Attention à la grossesse ! - L'Infirmière Magazine n° 203 du 01/03/2005 | Espace Infirmier
 

L'Infirmière Magazine n° 203 du 01/03/2005

 

Neuroleptiques

Thérapeutiques

Les neuroleptiques peuvent traverser la barrière foetoplacentaire chez la femme enceinte, et provoquer des effets indésirables sur le foetus.

Neuroleptiques, un terme que l'on entend souvent dans notre profession, et qui désigne des médicaments psychotropes agissant sur le fonctionnement cérébral. Problème : ils ont la faculté de traverser la barrière foetoplacentaire. Ainsi, une femme enceinte qui suit un traitement neuroleptique expose son foetus aux effets de ce médicament.

Si l'on se réfère au Vidal, aucun neuroleptique n'est exempt de risque pendant la grossesse. Tout effet tératogène ne peut être écarté. Ces médicaments sont donc déconseillés pendant la grossesse. Cependant, la grossesse ne protège pas des troubles mentaux. Il peut même se produire à cette occasion une aggravation de troubles préexistants. De plus, une pathologie mentale déséquilibrée peut avoir des conséquences néfastes sur la grossesse.

Indications

Les neuroleptiques sont utilisés dans le traitement des états psychotiques aigus ou chroniques, notamment la schizophrénie. Ces pathologies sont grossièrement caractérisées par une rupture avec la réalité.

Le malade peut être en proie à des hallucinations ou des états d'agitation. La grossesse peut provoquer une aggravation des symptômes, mais ce n'est pas systématique. Un état psychotique chez une femme enceinte peut également constituer un risque pour le foetus par déni de la grossesse, ou répétition des comportements à risque.

On distingue les neuroleptiques classiques des neuroleptiques atypiques que sont les nouveaux antipsychotiques.

L'ouvrage de Briggs et coll.(1) affecte aux médicaments un indice croissant de risque d'utilisation pendant la grossesse de A à D. La plupart des travaux ont porté sur les phénothiazines (ex. : chlorpromazine) et les butyrophénones (ex. : halopéridol), qui sont des neuroleptiques classiques. Ils sont classés dans la catégorie de risque C : les études chez l'animal ont montré des effets indésirables sur le foetus, mais il n'y a pas d'étude épidémiologique chez la femme. Le médicament ne sera prescrit que si le bénéfice attendu justifie le risque sur le foetus.

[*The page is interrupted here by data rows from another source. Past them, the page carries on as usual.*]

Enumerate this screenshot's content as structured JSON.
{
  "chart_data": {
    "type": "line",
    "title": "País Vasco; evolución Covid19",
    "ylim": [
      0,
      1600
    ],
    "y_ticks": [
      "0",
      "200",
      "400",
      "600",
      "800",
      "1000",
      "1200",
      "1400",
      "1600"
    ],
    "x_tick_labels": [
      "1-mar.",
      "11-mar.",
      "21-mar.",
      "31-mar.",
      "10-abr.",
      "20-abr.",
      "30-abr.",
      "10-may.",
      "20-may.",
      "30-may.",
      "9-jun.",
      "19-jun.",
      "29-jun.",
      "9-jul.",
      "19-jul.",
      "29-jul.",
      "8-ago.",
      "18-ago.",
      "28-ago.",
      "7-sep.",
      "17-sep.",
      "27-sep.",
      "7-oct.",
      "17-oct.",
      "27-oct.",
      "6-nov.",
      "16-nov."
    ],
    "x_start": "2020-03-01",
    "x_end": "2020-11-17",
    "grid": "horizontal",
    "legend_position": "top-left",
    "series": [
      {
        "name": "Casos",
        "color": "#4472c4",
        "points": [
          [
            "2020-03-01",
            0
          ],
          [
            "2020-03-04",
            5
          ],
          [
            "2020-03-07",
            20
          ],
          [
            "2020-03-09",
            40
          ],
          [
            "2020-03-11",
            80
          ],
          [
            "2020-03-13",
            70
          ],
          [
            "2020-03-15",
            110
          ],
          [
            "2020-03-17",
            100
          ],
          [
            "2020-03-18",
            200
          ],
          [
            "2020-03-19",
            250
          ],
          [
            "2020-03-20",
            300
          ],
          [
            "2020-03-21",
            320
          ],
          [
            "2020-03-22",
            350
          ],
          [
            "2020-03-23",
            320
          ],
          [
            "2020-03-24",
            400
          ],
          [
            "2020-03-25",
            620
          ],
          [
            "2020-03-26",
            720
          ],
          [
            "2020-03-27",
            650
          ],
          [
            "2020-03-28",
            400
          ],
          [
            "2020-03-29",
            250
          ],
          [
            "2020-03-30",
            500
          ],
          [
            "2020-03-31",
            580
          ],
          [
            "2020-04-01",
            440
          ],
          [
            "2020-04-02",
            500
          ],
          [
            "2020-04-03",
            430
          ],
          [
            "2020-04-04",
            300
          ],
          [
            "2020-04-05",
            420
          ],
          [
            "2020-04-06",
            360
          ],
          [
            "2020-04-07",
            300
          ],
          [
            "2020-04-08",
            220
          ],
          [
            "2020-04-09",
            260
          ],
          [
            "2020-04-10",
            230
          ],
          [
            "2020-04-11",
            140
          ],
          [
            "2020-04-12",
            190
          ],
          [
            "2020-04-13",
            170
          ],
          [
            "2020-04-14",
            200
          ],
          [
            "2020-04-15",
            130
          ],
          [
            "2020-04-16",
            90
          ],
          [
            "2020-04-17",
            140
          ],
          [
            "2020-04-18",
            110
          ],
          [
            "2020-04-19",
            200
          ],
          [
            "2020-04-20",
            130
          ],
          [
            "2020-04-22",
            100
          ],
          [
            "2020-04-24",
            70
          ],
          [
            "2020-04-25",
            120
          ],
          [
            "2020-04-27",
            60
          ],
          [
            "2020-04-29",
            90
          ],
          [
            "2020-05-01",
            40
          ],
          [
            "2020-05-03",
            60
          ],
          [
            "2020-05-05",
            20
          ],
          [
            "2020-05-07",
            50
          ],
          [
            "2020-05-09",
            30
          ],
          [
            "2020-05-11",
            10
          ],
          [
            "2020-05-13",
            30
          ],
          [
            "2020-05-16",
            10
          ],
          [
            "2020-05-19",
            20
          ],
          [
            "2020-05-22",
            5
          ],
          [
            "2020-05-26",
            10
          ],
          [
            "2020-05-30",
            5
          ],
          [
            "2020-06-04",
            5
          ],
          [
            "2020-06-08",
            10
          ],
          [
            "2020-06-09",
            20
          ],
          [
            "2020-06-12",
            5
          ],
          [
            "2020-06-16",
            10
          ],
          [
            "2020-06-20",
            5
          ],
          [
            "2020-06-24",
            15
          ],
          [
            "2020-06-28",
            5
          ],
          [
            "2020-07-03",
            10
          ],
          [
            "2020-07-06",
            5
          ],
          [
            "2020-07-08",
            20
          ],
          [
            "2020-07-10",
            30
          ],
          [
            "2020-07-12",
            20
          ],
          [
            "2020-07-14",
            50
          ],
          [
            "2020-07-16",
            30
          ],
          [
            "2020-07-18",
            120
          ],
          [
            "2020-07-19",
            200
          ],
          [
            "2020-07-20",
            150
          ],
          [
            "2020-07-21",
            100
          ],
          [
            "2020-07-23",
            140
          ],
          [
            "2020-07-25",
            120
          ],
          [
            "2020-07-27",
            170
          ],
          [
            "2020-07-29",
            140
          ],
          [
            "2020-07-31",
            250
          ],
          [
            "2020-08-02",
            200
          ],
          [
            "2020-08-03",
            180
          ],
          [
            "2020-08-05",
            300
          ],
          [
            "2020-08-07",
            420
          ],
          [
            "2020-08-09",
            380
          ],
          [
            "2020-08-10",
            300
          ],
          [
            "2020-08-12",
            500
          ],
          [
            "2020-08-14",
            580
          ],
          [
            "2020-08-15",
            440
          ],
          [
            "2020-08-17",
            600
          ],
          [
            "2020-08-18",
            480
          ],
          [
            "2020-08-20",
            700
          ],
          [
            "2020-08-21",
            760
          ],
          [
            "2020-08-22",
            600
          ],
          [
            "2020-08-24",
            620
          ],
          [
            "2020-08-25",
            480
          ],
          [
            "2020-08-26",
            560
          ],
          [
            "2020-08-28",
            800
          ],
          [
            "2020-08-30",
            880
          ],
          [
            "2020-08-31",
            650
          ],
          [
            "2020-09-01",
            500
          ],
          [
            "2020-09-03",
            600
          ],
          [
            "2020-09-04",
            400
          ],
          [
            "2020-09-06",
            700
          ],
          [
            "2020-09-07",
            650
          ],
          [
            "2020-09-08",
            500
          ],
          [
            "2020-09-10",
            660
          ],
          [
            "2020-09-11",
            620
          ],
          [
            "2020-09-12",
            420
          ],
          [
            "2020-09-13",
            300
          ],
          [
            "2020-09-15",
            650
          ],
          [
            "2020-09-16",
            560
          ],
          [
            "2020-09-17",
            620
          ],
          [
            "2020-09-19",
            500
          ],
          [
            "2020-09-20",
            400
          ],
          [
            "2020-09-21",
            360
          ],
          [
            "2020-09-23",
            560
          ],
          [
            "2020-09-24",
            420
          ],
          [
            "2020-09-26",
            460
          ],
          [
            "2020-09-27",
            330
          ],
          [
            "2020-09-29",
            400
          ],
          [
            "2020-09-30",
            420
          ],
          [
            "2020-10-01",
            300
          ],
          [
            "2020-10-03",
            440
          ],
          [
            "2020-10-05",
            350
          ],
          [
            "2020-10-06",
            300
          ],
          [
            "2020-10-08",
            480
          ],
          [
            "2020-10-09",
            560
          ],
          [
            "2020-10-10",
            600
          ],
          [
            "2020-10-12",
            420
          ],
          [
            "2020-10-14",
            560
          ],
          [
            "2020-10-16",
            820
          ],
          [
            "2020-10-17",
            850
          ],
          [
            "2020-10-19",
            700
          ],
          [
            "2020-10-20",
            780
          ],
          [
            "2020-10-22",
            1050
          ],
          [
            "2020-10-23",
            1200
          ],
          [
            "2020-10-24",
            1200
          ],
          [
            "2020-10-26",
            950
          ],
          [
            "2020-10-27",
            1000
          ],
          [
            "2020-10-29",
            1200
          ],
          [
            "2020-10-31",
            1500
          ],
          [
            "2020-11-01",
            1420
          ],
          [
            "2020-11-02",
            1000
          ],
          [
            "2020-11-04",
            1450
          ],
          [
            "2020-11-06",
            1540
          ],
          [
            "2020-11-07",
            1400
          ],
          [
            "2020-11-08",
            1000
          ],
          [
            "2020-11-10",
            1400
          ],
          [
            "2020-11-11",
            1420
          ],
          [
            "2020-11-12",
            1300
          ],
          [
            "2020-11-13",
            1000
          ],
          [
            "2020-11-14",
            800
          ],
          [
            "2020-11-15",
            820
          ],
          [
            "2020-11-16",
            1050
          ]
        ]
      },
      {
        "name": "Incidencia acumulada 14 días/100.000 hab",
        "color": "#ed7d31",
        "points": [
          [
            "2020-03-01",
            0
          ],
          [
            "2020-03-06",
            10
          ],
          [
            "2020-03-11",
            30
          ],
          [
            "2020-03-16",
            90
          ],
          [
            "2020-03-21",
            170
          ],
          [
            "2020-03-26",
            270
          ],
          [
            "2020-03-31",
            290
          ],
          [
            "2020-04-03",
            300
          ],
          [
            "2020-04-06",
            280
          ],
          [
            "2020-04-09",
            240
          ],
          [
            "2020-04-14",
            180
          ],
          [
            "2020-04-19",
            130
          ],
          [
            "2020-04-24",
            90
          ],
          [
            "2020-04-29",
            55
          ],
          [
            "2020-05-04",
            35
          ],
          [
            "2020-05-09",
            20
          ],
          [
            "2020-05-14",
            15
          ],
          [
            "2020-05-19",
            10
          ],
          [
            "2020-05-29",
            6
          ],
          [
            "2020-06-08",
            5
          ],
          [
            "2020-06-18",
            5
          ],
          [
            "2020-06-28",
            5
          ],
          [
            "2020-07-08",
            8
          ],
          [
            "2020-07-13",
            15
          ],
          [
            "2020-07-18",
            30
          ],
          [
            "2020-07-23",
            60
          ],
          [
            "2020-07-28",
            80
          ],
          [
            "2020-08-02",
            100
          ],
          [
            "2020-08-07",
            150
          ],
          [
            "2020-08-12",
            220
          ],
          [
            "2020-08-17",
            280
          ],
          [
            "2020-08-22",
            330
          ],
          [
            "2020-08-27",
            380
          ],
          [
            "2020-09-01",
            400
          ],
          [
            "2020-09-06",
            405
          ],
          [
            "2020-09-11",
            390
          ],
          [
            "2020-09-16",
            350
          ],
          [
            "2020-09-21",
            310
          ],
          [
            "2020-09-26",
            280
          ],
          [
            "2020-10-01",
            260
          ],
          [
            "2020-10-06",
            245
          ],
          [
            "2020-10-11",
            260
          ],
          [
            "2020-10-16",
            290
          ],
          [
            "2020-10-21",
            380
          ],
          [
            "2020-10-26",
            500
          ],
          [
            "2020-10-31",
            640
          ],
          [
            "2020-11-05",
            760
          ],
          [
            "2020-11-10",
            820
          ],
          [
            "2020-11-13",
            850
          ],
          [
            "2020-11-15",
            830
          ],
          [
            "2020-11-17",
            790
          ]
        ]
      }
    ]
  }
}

Les neuroleptiques atypiques sont des antipsychotiques plus récents qui induisent moins d'effets extrapyramidaux, comme des tremblements et des dyskinésies. Ils n'ont pas encore été assez étudiés pour être prescrits durant la grossesse.

Risques

Quatre types d'effets induits par les neuroleptiques sur le foetus ont été répertoriés :

- l'effet tératogène dû à l'exposition pendant le premier trimestre. Les neuroleptiques peuvent provoquer des malformations ;

- l'effet foetotoxique dû à l'exposition aux deuxième et troisième trimestres. Il n'y a pas de malformation mais des troubles fonctionnels ;

- la toxicité périnatale : effets sur le nouveau-né dus à l'exposition en fin de grossesse. Si le neuroleptique est pris par la mère jusqu'à l'accouchement, cela peut provoquer chez le nouveau-né, de manière exceptionnelle, une dépression respiratoire ou syndrome extrapyramidal. Il se traduit par des tremblements, une rigidité, de l'hypertonie, des mouvements anormaux. Plus fréquemment, on peut observer chez le nouveau-né une tachycardie, une rétention urinaire ou un retard d'émission du méconium ;

- la toxicité comportementale à long terme : effet retardé d'une exposition aux psychotropes pendant la grossesse. Elle est difficile à évaluer car les données sont très rares mais les études publiées sont rassurantes, puisqu'elles ne mettent pas en évidence des répercussions intellectuelles.

Pathologie lourde

En conclusion, la grossesse constitue une contre-indication relative aux neuroleptiques. Ils ne seront prescrits qu'en cas de pathologie psychotique lourde de la mère, qui ne peut être équilibrée sans traitement médicamenteux. On préférera les neuroleptiques classiques de type halopéridol ou chlorpromazine, administrés aux doses les plus faibles possibles.

On évitera également de prescrire pendant le premier trimestre si l'état de la mère n'est pas critique. Il est recommandé de diminuer, voire d'arrêter le neuroleptique au moins une semaine avant l'accouchement, afin de limiter la toxicité périnatale.

1- Drugs in pregnancy and lactation, 1998.